The Squadron I deployed to Afghanistan with went from having a total of 12 Browning pistols to have 160 Sig P226's (so one per man) as soon as we arrived. The British forces in general have seen a massive increase in the issue of pistols in the last couple of years due to the nature of combat in Afghanistan. We also had the squadron weapons augmented by extra LMGs and UGLs, enabling the sniper section to be equipped as a rifle section in addition to their .338s (oh, the joy of watching one of the snipers lugging around both an LMG and a .338 on a foot patrol!)
As for L85A2s, we had enough for everyone to be assigned a rifle, including the LMG gunners and sneaky sneaky snipers.
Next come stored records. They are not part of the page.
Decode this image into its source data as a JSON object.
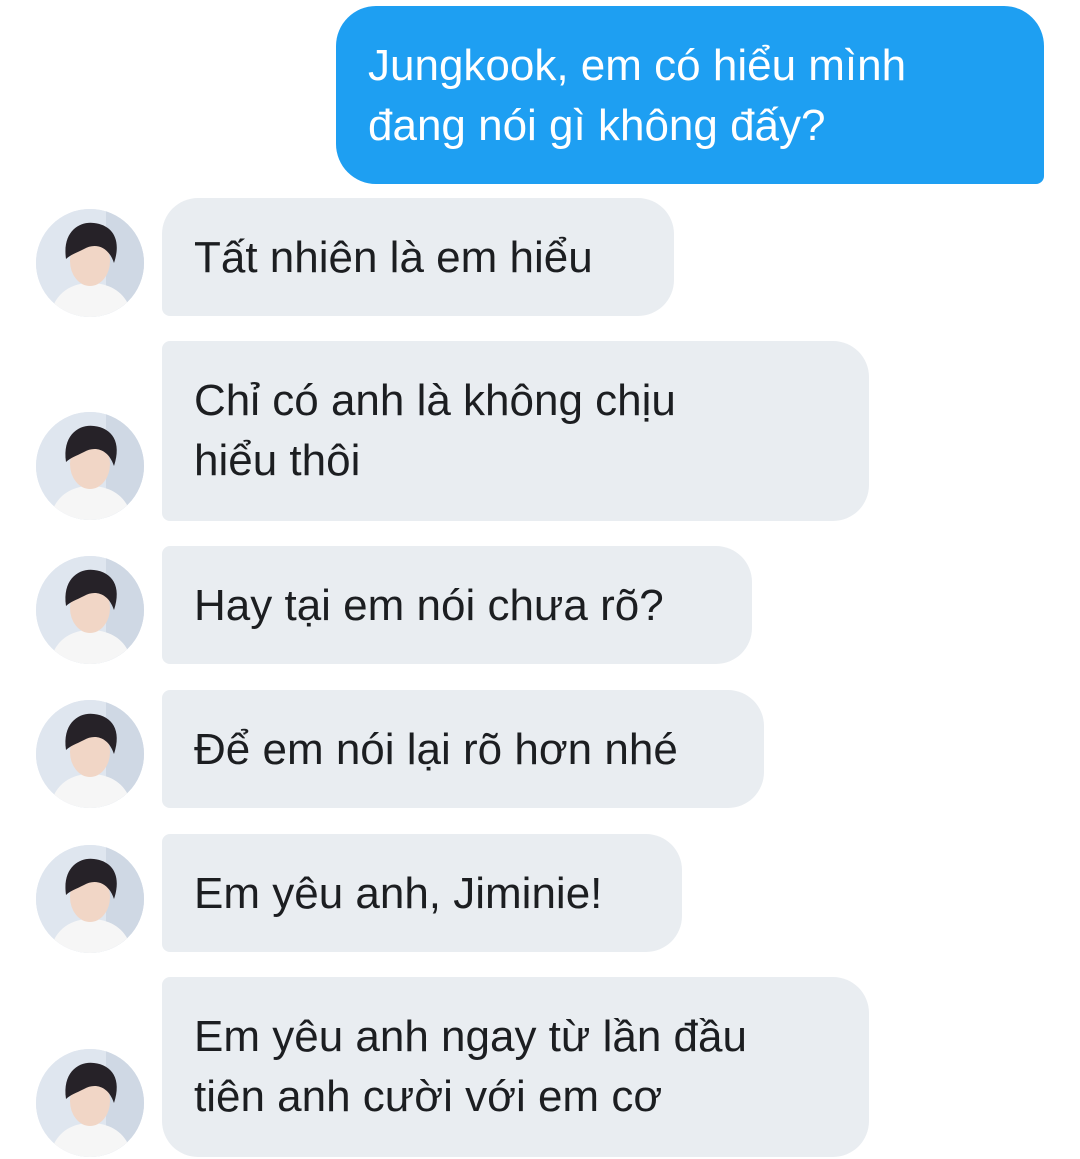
{
  "conversation": {
    "sent": [
      {
        "text": "Jungkook, em có hiểu mình\nđang nói gì không đấy?"
      }
    ],
    "received": [
      {
        "text": "Tất nhiên là em hiểu"
      },
      {
        "text": "Chỉ có anh là không chịu\nhiểu thôi"
      },
      {
        "text": "Hay tại em nói chưa rõ?"
      },
      {
        "text": "Để em nói lại rõ hơn nhé"
      },
      {
        "text": "Em yêu anh, Jiminie!"
      },
      {
        "text": "Em yêu anh ngay từ lần đầu\ntiên anh cười với em cơ"
      }
    ]
  },
  "colors": {
    "sent_bubble": "#1e9ff2",
    "received_bubble": "#e9edf1",
    "sent_text": "#ffffff",
    "received_text": "#1c1e21"
  },
  "icons": {
    "avatar": "contact-avatar-photo"
  }
}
Of course, when I was at KAF UK forces didn't routinely carry their weapons on camp unless the alert state went up, preferring to leave them in armoury. Even when it did go up for a couple of weeks, most of us just carried our pistols around the place and kept our other weapons in our vehicles, seeing as being on camp meant we were the QRF, and if we were off camp patrolling it was a moot point.
As an aside, every British transport helicopter I have been in has had the crew with rifles as well as their pistols - they all have rifle racks fitted to the pilot and co-pilots seats and for the loadies. I also recall reading that Apache pilots carry L85 carbines in their cockpits.
GPMGs aren't individual weapons, they were generally vehicle mounted and simply dismounted and carried in lieu of a rifle if going on a foot patrol where it was felt the firepower would be needed.